People with disabilities and their carers want the national disability insurance scheme.

Bernie Brookes doesn't think his customer base includes people with disabilities even though people with disabilities make up 20 per cent of the population.

I recall the Business Council of Australia and the Australian Chamber of Commerce and Industry complaining that we do not need to look after the disabled properly. "We don't necessarily need the gilt-edged scheme if we actually can't afford it" - said Peter Anderson, the chief executive of the Australian Chamber of Commerce and Industry.

Hal Swerissen at the Conversation comments:

Right now, if you have a serious disability, access to appropriate, adequate and reasonable quality services and support is something of a raffle. It depends on what kind of disability you have, how you got it, how old you are and where you live. Often parents, community and friends meet the shortfall of services at great personal cost.

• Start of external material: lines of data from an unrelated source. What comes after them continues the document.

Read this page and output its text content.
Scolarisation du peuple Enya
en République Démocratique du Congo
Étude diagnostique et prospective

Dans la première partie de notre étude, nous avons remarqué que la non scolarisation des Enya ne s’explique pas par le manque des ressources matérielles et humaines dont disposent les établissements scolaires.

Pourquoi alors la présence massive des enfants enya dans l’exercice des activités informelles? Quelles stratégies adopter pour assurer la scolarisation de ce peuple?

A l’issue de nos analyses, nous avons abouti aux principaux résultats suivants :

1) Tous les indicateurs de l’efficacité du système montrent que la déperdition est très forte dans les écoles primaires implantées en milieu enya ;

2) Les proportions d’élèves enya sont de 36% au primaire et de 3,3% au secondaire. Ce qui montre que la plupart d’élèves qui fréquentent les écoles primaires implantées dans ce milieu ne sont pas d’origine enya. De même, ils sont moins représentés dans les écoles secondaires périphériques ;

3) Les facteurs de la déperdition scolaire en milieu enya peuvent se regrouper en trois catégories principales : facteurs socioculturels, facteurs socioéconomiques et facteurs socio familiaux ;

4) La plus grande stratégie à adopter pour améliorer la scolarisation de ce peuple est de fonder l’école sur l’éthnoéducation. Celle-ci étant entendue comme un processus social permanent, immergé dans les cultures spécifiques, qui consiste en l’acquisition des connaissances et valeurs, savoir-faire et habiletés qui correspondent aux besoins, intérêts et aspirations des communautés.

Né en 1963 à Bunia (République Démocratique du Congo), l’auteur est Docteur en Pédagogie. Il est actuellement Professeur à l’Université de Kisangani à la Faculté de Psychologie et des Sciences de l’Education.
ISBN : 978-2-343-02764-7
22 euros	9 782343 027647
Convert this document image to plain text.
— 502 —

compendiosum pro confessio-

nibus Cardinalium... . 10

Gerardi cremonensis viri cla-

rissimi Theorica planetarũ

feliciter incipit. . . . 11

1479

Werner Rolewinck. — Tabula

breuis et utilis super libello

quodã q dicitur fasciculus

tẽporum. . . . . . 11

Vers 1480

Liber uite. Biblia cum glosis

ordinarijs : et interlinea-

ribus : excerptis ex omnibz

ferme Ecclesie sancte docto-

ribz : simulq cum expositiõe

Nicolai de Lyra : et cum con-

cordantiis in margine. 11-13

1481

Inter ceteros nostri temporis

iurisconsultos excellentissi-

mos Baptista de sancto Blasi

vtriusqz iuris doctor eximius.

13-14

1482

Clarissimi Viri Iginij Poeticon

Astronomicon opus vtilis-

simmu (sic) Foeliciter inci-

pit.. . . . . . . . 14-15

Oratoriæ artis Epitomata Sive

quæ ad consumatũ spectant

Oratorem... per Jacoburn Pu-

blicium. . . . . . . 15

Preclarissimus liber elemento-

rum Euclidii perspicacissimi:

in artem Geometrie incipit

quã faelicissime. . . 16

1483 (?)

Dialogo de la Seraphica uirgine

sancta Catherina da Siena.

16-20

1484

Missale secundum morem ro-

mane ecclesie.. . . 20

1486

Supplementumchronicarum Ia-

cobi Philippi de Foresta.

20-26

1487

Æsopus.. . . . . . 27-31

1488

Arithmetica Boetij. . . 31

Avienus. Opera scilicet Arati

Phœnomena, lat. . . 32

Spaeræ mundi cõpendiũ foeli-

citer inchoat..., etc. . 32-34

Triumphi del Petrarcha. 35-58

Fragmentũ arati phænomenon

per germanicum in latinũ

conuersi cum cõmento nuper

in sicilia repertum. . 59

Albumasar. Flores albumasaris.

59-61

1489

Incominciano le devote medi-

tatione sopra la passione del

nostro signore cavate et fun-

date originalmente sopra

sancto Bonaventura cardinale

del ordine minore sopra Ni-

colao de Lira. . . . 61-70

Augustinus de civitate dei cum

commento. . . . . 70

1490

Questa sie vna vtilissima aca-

He adds that the NDIS is designed to provide appropriate, fair, sustainable and efficient services and support to the approximately 400,000 Australians with a permanent, serious disability.

If you wish to spend your money teaching people with no lips to whistle thats fine. There are plenty of places where you can donate. I dont want to.

Cross fingers that you don't become disabled from a car crash, accident, or disease Les.

It's hard to believe the government could become less popular, so I don't think they're running much risk. On the other hand if they concentrate on getting some decent legislation through parliament that's consistent with progressive principles - and manage to get people to concentrate on that instead of on Labor's internal problems - who knows what might happen to their prospects.